POPPY WAS SEATED at a huge table piled high with musty old books. She was thin, probably tall, sporting short silvery hair and wearing a blue sweater that was buttoned to the throat. The air-conditioning was up too high.
“Are you Ms. Pollis?” I asked.
“Yes I am, young man.”
“Hi,” I said, taking the seat across from her. “My name is Peter Lomax. I’m a graduate student from New York and I’m doing a project, a master’s thesis at Brooklyn College on philanthropy.”
“How very interesting.” She didn’t question the fact that I was rather long
in the tooth to be a graduate student. In 2008 the baby boomers, both black and white, were looking for an edge.
“Thank you. I think so, too. You know, our cities’ most valuable institutions are so dependent upon donations and yet there is so little work done understanding this infrastructure, this very personal, what should I call it . . . webbing of relationships.”
“Exactly so,” the elder exclaimed in a soft voice modulated by decades spent in silent reflection and examination. “Without entrepreneurship the libraries and other cultural institutions, such as museums and opera houses, would be lost.”
“That’s what I was thinking,” I said, matching her enthusiasm with my own. “I know that every relationship developed in a system such as this one is personal, but I wanted to look at the different kinds of giving.”
Poppy took off her glasses to underscore her interest.
“Like you, for example,” I said. “You must have had to develop all kinds of relationships in order to keep the doors of this system open.”
She nodded, maybe even misted up a little.
“It was hard work but I loved every moment of it.”

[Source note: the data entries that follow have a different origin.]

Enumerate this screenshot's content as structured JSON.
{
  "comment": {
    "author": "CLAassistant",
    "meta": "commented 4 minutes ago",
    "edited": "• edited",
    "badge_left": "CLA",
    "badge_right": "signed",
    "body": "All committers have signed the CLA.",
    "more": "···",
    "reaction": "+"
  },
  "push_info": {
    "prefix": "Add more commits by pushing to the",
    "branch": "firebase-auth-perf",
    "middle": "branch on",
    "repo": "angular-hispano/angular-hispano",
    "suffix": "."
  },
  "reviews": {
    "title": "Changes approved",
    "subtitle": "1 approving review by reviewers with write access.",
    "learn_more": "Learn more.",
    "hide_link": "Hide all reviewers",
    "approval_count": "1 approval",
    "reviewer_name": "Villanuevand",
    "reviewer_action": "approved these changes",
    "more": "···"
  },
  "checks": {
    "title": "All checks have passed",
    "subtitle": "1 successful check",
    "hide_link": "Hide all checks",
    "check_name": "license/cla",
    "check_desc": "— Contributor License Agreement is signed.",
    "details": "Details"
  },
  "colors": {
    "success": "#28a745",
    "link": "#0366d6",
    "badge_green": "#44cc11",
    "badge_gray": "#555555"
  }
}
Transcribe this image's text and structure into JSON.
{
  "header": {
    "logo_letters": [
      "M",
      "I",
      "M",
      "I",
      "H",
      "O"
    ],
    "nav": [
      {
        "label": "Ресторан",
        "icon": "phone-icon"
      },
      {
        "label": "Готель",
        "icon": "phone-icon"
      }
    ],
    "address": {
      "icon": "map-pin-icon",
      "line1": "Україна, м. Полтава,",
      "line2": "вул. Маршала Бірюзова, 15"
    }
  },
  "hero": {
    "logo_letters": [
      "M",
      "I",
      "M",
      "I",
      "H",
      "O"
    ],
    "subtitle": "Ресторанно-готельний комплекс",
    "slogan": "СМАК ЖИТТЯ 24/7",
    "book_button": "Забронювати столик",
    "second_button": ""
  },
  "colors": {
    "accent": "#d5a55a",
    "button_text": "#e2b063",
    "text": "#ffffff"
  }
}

“Yes. I know it must have been both difficult and rewarding. I’m also aware that you can’t reduce a lifetime of experience into some equation to be passed on but . . . I was thinking of approaching the problem by looking at philanthropy and separating what they call old money from the nouveau riche.” I figured that my target was most likely the former.
“How interesting,” Poppy Pollis said. “That really is the major concern, you know. People just coming into their wealth are looking for a place among the wealthy, for recognition, whereas the old families have a traditional format that allows them to maintain their names, as it were . . .”
She went on to tell me that there were twelve important families in Albany’s history. Really there were only eleven but the society page had added the Sampson clan. Poppy considered the Sampsons a Johnny-come-lately bunch of car salesmen, but the newspaper people liked the idea of an even dozen so the Sampsons were included.